If you use a current source, then you can't get a reasonable result.
I built a current/voltage tracer a while back that uses a current source - it sets the current then measures the resulting voltage across the diode.
About a month ago, I got hold of some GI103A tunnel diodes and tried to replicate the typical negative resistance curve trace of a tunnel diode.
This is the result:
It just skips right over the negative resistance range.
My software automatically joins consecutive measurements, so there's a straight line across the negative resistance range. In reality, it just skips right over the whole negative resistance area. The trace should just skip from about 20 millivolts to about 420 millivolts.
To get the negative resistance trace, you have to use a voltage source and measure the current. That's how the traces in the datasheets were produced.
Even Tektronix IV tracers produced IV traces that skip the negative resistance range:
Figure 11A from that Tektronix document shows the IV traces of two tunnel diodes made with a Tektronix 575 curve tracer. Both traces skip the negative resistance range.
This document ftom RCA describes how the negative resistance range can be traced.
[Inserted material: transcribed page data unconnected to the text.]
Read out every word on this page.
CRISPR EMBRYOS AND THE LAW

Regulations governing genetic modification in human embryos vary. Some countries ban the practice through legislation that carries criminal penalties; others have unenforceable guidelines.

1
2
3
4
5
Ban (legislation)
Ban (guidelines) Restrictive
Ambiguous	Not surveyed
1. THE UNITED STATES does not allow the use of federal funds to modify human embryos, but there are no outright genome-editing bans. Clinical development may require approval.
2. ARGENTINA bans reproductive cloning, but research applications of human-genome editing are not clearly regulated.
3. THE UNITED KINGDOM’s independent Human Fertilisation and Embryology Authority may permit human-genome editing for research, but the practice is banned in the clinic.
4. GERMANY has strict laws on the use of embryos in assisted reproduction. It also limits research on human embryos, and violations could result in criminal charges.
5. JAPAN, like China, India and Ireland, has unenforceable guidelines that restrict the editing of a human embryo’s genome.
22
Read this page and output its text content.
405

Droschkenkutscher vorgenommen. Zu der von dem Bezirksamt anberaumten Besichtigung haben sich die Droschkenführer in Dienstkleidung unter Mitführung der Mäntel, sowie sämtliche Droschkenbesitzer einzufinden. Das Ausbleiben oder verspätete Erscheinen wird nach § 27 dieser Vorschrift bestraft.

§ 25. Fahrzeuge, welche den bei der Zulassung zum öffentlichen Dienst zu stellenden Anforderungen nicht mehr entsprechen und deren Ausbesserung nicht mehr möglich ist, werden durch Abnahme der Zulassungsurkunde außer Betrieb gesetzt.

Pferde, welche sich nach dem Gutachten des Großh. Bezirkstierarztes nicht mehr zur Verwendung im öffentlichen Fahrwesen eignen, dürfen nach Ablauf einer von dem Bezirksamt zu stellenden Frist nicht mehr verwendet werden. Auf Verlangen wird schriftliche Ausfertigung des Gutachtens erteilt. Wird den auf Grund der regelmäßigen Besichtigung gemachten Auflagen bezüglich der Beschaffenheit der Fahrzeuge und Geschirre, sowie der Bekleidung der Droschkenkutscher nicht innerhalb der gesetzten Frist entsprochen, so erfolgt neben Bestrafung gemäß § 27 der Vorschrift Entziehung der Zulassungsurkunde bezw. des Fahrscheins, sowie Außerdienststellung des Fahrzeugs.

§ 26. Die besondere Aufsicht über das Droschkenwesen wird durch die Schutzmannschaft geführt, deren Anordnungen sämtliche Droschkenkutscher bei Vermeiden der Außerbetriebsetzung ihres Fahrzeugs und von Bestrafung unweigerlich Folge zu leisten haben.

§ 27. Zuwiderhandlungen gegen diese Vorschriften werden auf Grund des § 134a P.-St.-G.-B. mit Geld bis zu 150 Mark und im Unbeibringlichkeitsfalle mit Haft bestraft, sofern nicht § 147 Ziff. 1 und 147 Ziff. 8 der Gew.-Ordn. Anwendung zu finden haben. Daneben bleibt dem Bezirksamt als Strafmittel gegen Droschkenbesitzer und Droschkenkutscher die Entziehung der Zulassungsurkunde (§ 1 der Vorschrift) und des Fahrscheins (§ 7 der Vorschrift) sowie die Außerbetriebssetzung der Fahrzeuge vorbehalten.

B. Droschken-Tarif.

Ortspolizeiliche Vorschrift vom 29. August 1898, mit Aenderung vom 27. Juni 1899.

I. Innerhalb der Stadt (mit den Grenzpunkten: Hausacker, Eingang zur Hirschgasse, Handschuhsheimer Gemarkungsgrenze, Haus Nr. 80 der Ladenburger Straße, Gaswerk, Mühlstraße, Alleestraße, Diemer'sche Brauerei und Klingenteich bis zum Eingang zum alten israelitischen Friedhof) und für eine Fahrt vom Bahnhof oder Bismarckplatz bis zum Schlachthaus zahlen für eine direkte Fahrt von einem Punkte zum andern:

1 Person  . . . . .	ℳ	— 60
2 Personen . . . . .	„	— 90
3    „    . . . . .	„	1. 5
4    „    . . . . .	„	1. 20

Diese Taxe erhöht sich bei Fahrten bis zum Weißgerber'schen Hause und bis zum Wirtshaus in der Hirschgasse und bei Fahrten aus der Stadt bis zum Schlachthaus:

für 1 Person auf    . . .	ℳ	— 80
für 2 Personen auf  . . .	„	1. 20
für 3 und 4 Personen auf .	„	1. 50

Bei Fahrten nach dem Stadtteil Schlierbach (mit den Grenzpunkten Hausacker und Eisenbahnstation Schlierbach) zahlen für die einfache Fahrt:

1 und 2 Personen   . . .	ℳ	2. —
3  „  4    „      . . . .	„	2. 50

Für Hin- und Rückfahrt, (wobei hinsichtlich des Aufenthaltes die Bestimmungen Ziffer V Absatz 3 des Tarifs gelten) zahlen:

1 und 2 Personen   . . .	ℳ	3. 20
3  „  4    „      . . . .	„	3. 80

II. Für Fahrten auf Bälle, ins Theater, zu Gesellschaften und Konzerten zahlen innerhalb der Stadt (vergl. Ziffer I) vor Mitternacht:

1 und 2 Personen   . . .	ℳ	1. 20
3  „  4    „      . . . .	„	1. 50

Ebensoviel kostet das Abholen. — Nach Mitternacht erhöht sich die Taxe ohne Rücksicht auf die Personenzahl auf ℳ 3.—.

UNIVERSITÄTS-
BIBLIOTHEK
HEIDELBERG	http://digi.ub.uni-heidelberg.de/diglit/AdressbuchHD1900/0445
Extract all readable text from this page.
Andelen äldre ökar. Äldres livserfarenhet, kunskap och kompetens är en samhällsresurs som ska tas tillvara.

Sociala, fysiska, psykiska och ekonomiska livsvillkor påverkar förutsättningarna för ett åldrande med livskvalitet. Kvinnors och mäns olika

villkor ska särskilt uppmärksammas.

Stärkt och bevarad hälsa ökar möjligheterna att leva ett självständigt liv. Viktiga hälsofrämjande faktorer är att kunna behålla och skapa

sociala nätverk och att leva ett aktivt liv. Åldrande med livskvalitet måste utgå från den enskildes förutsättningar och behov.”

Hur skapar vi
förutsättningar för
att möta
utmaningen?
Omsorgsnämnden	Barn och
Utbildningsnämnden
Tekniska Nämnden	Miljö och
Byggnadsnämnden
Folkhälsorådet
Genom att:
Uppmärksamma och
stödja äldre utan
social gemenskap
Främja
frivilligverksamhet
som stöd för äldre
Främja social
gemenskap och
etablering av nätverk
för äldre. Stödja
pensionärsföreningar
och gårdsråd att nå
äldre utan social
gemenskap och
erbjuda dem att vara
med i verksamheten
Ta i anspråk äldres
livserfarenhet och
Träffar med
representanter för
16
The short form is that it takes an IV tracer with a low internal impedance - basically, a voltage source rather than a current source. The tracer "forces" a voltage on the diode and measures the resulting current.
I recommend reading both of the linked documents (Tektronix and RCA.) There's a wealth of information on theory and practicalities of tunnel diodes in both of them.
That "skipping the negative resistance range" is what makes tunnel diodes switch so fast.
As long as the driving source "looks like" a current source (the source impedance is higher than the absolute value of the negative resistance) the voltage range of negative resistance is "forbidden" - from the current, it could have three voltage values. That's impossible, so that range is "skipped," leading to an immediate change in voltage to something outside the forbidden zone.
When the source "looks like" a voltage source to the diode (source impedance is lower than the absolute value of the diode negative resistance) then there's only one current for that voltage - there's no forbidden zone, so it just passes whatever current is required.